7.1 problem 1(a)

Internal problem ID [1061]

Book: Elementary differential equations with boundary value problems. William F. Trench. Brooks/Cole 2001
Section: Chapter 2, First order equations. Exact equations. Integrating factors. Section 2.6 Page 91
Problem number: 1(a).
ODE order: 1.
ODE degree: 1.

CAS Maple gives this as type [[_homogeneous, class G], _rational, [_Abel, 2nd type, class B]]

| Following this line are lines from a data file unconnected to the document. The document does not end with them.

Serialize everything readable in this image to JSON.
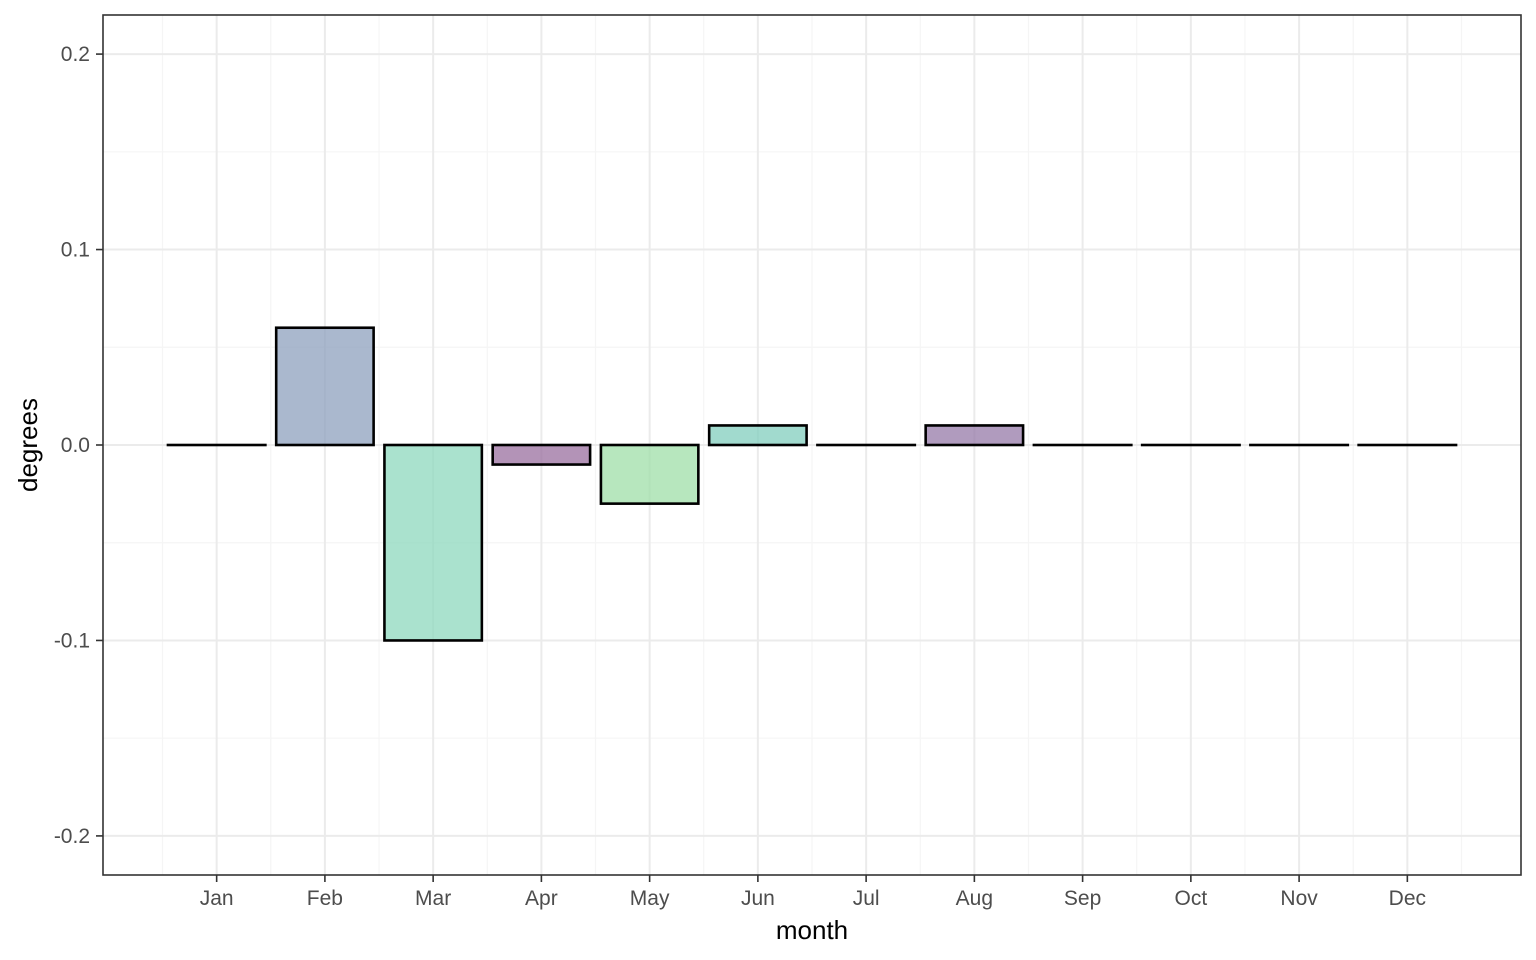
{
  "chart_data": {
    "type": "bar",
    "title": "",
    "xlabel": "month",
    "ylabel": "degrees",
    "categories": [
      "Jan",
      "Feb",
      "Mar",
      "Apr",
      "May",
      "Jun",
      "Jul",
      "Aug",
      "Sep",
      "Oct",
      "Nov",
      "Dec"
    ],
    "values": [
      0,
      0.06,
      -0.1,
      -0.01,
      -0.03,
      0.01,
      0,
      0.01,
      0,
      0,
      0,
      0
    ],
    "bar_colors": [
      "#8ea0bd",
      "#8ea0bd",
      "#8dd8bd",
      "#9a6f9f",
      "#9fdfa8",
      "#82cdbd",
      "#8ea0bd",
      "#957aa8",
      "#8ea0bd",
      "#8ea0bd",
      "#8ea0bd",
      "#8ea0bd"
    ],
    "bar_opacity": 0.75,
    "ylim": [
      -0.22,
      0.22
    ],
    "yticks": [
      -0.2,
      -0.1,
      0.0,
      0.1,
      0.2
    ],
    "ytick_labels": [
      "-0.2",
      "-0.1",
      "0.0",
      "0.1",
      "0.2"
    ],
    "grid": true,
    "legend": "none",
    "colors": {
      "panel_border": "#333333",
      "grid_major": "#ebebeb",
      "grid_minor": "#f5f5f5",
      "bar_outline": "#000000",
      "tick_text": "#4d4d4d"
    }
  }
}
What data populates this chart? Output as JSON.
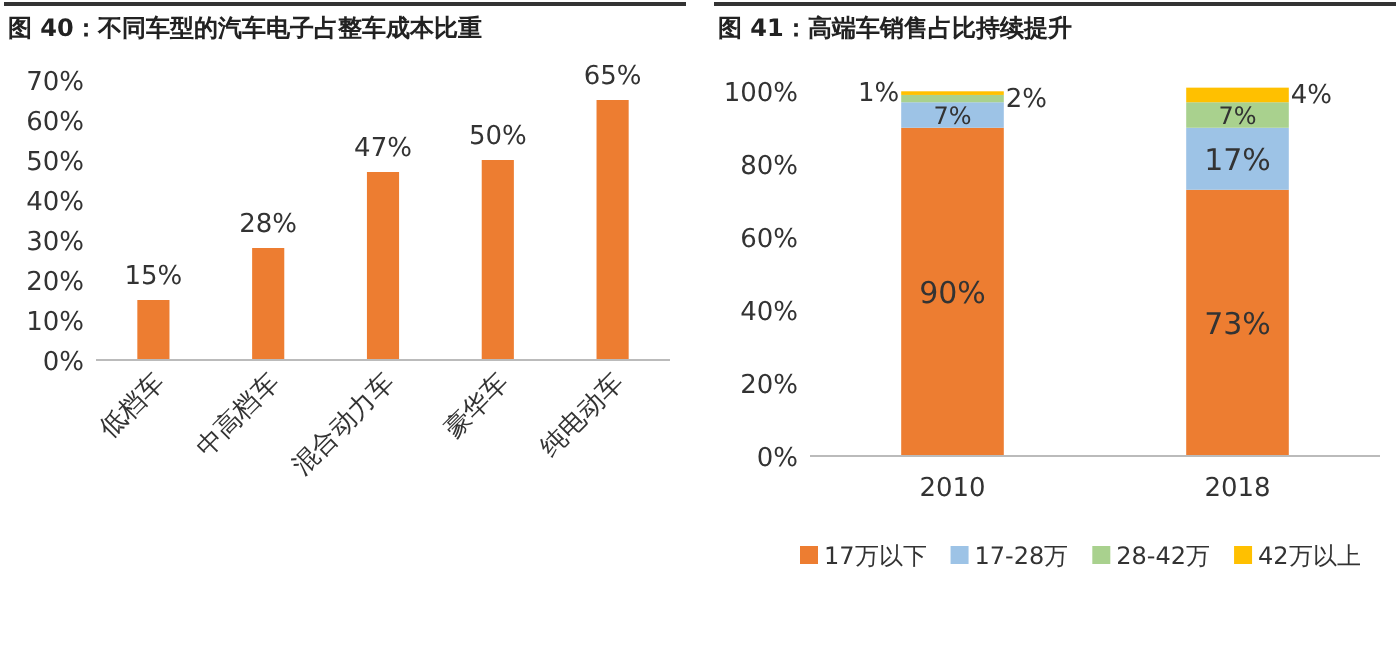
{
  "chart_data": [
    {
      "type": "bar",
      "title": "图 40：不同车型的汽车电子占整车成本比重",
      "categories": [
        "低档车",
        "中高档车",
        "混合动力车",
        "豪华车",
        "纯电动车"
      ],
      "values": [
        15,
        28,
        47,
        50,
        65
      ],
      "value_labels": [
        "15%",
        "28%",
        "47%",
        "50%",
        "65%"
      ],
      "color": "#ed7d31",
      "ylim": [
        0,
        70
      ],
      "yticks": [
        {
          "value": 0,
          "label": "0%"
        },
        {
          "value": 10,
          "label": "10%"
        },
        {
          "value": 20,
          "label": "20%"
        },
        {
          "value": 30,
          "label": "30%"
        },
        {
          "value": 40,
          "label": "40%"
        },
        {
          "value": 50,
          "label": "50%"
        },
        {
          "value": 60,
          "label": "60%"
        },
        {
          "value": 70,
          "label": "70%"
        }
      ],
      "grid": false,
      "legend": false
    },
    {
      "type": "bar",
      "title": "图 41：高端车销售占比持续提升",
      "stacked": true,
      "categories": [
        "2010",
        "2018"
      ],
      "series": [
        {
          "name": "17万以下",
          "color": "#ed7d31",
          "values": [
            90,
            73
          ],
          "value_labels": [
            "90%",
            "73%"
          ]
        },
        {
          "name": "17-28万",
          "color": "#9dc3e6",
          "values": [
            7,
            17
          ],
          "value_labels": [
            "7%",
            "17%"
          ]
        },
        {
          "name": "28-42万",
          "color": "#a9d18e",
          "values": [
            2,
            7
          ],
          "value_labels": [
            "2%",
            "7%"
          ]
        },
        {
          "name": "42万以上",
          "color": "#ffc000",
          "values": [
            1,
            4
          ],
          "value_labels": [
            "1%",
            "4%"
          ]
        }
      ],
      "yticks": [
        {
          "value": 0,
          "label": "0%"
        },
        {
          "value": 20,
          "label": "20%"
        },
        {
          "value": 40,
          "label": "40%"
        },
        {
          "value": 60,
          "label": "60%"
        },
        {
          "value": 80,
          "label": "80%"
        },
        {
          "value": 100,
          "label": "100%"
        }
      ],
      "ylim": [
        0,
        102
      ],
      "grid": false,
      "legend": "bottom"
    }
  ]
}
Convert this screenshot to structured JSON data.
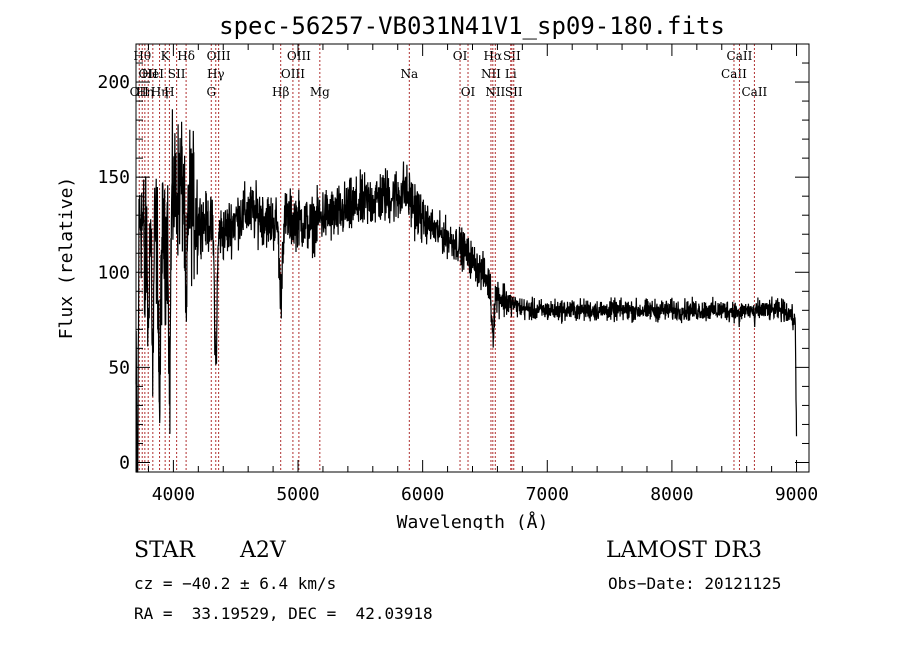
{
  "chart_data": {
    "type": "line",
    "title": "spec-56257-VB031N41V1_sp09-180.fits",
    "xlabel": "Wavelength (Å)",
    "ylabel": "Flux (relative)",
    "xlim": [
      3700,
      9100
    ],
    "ylim": [
      -5,
      220
    ],
    "xticks": [
      4000,
      5000,
      6000,
      7000,
      8000,
      9000
    ],
    "xtick_labels": [
      "4000",
      "5000",
      "6000",
      "7000",
      "8000",
      "9000"
    ],
    "yticks": [
      0,
      50,
      100,
      150,
      200
    ],
    "ytick_labels": [
      "0",
      "50",
      "100",
      "150",
      "200"
    ],
    "continuum": [
      [
        3700,
        40
      ],
      [
        3730,
        135
      ],
      [
        3780,
        115
      ],
      [
        3850,
        120
      ],
      [
        3900,
        112
      ],
      [
        3950,
        128
      ],
      [
        4000,
        140
      ],
      [
        4050,
        145
      ],
      [
        4100,
        148
      ],
      [
        4150,
        135
      ],
      [
        4200,
        128
      ],
      [
        4300,
        125
      ],
      [
        4400,
        120
      ],
      [
        4500,
        128
      ],
      [
        4600,
        132
      ],
      [
        4700,
        130
      ],
      [
        4800,
        126
      ],
      [
        4900,
        128
      ],
      [
        5000,
        128
      ],
      [
        5100,
        124
      ],
      [
        5200,
        130
      ],
      [
        5300,
        130
      ],
      [
        5400,
        133
      ],
      [
        5500,
        136
      ],
      [
        5600,
        138
      ],
      [
        5700,
        140
      ],
      [
        5800,
        140
      ],
      [
        5850,
        144
      ],
      [
        5900,
        138
      ],
      [
        6000,
        128
      ],
      [
        6100,
        122
      ],
      [
        6200,
        118
      ],
      [
        6300,
        114
      ],
      [
        6400,
        106
      ],
      [
        6500,
        98
      ],
      [
        6550,
        92
      ],
      [
        6600,
        88
      ],
      [
        6700,
        84
      ],
      [
        6800,
        81
      ],
      [
        6900,
        80
      ],
      [
        7000,
        80
      ],
      [
        7500,
        80
      ],
      [
        8000,
        80
      ],
      [
        8500,
        80
      ],
      [
        8800,
        80
      ],
      [
        8900,
        80
      ],
      [
        8950,
        78
      ],
      [
        9000,
        72
      ]
    ],
    "absorption": [
      {
        "w": 3712,
        "depth": 125,
        "width": 6
      },
      {
        "w": 3771,
        "depth": 40,
        "width": 5
      },
      {
        "w": 3798,
        "depth": 55,
        "width": 6
      },
      {
        "w": 3835,
        "depth": 75,
        "width": 8
      },
      {
        "w": 3889,
        "depth": 85,
        "width": 10
      },
      {
        "w": 3934,
        "depth": 30,
        "width": 5
      },
      {
        "w": 3970,
        "depth": 95,
        "width": 10
      },
      {
        "w": 4102,
        "depth": 80,
        "width": 12
      },
      {
        "w": 4340,
        "depth": 70,
        "width": 14
      },
      {
        "w": 4861,
        "depth": 40,
        "width": 16
      },
      {
        "w": 6563,
        "depth": 22,
        "width": 14
      },
      {
        "w": 8542,
        "depth": 6,
        "width": 8
      },
      {
        "w": 8662,
        "depth": 6,
        "width": 8
      }
    ],
    "lines": [
      {
        "w": 3726,
        "label": "OII",
        "row": 2
      },
      {
        "w": 3750,
        "label": "Hθ",
        "row": 0
      },
      {
        "w": 3771,
        "label": "Hη",
        "row": 2
      },
      {
        "w": 3798,
        "label": "OII",
        "row": 1
      },
      {
        "w": 3835,
        "label": "HeI",
        "row": 1
      },
      {
        "w": 3889,
        "label": "Hη",
        "row": 2
      },
      {
        "w": 3934,
        "label": "K",
        "row": 0
      },
      {
        "w": 3968,
        "label": "H",
        "row": 2
      },
      {
        "w": 4026,
        "label": "SII",
        "row": 1
      },
      {
        "w": 4102,
        "label": "Hδ",
        "row": 0
      },
      {
        "w": 4304,
        "label": "G",
        "row": 2
      },
      {
        "w": 4340,
        "label": "Hγ",
        "row": 1
      },
      {
        "w": 4363,
        "label": "OIII",
        "row": 0
      },
      {
        "w": 4861,
        "label": "Hβ",
        "row": 2
      },
      {
        "w": 4959,
        "label": "OIII",
        "row": 1
      },
      {
        "w": 5007,
        "label": "OIII",
        "row": 0
      },
      {
        "w": 5175,
        "label": "Mg",
        "row": 2
      },
      {
        "w": 5893,
        "label": "Na",
        "row": 1
      },
      {
        "w": 6300,
        "label": "OI",
        "row": 0
      },
      {
        "w": 6364,
        "label": "OI",
        "row": 2
      },
      {
        "w": 6548,
        "label": "NII",
        "row": 1
      },
      {
        "w": 6563,
        "label": "Hα",
        "row": 0
      },
      {
        "w": 6583,
        "label": "NII",
        "row": 2
      },
      {
        "w": 6707,
        "label": "Li",
        "row": 1
      },
      {
        "w": 6716,
        "label": "SII",
        "row": 0
      },
      {
        "w": 6731,
        "label": "SII",
        "row": 2
      },
      {
        "w": 8498,
        "label": "CaII",
        "row": 1
      },
      {
        "w": 8542,
        "label": "CaII",
        "row": 0
      },
      {
        "w": 8662,
        "label": "CaII",
        "row": 2
      }
    ]
  },
  "info": {
    "class": "STAR",
    "subclass": "A2V",
    "survey": "LAMOST DR3",
    "cz": "cz = −40.2 ± 6.4 km/s",
    "obs_date": "Obs−Date: 20121125",
    "coords": "RA =  33.19529, DEC =  42.03918"
  },
  "colors": {
    "spectrum": "#000000",
    "line_marker": "#b03030",
    "axes": "#000000"
  }
}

Solve \begin {gather*} \boxed {y+\left (2 x +\frac {1}{y}\right ) y^{\prime }=0} \end {gather*}

Solution by Maple

Time used: 0.007 (sec). Leaf size: 37

dsolve(y(x)+(2*x+1/y(x))*diff(y(x),x)=0,y(x), singsol=all)
 

\begin{align*} y \relax (x ) = \frac {-1+\sqrt {4 x c_{1}+1}}{2 x} \\ y \relax (x ) = -\frac {1+\sqrt {4 x c_{1}+1}}{2 x} \\ \end{align*}

Solution by Mathematica

Time used: 0.237 (sec). Leaf size: 54

DSolve[y[x]+(2*x+1/y[x])*y'[x]==0,y[x],x,IncludeSingularSolutions -> True]
 

\begin{align*} y(x)\to -\frac {1+\sqrt {1+4 c_1 x}}{2 x} \\ y(x)\to \frac {-1+\sqrt {1+4 c_1 x}}{2 x} \\ y(x)\to 0 \\ \end{align*}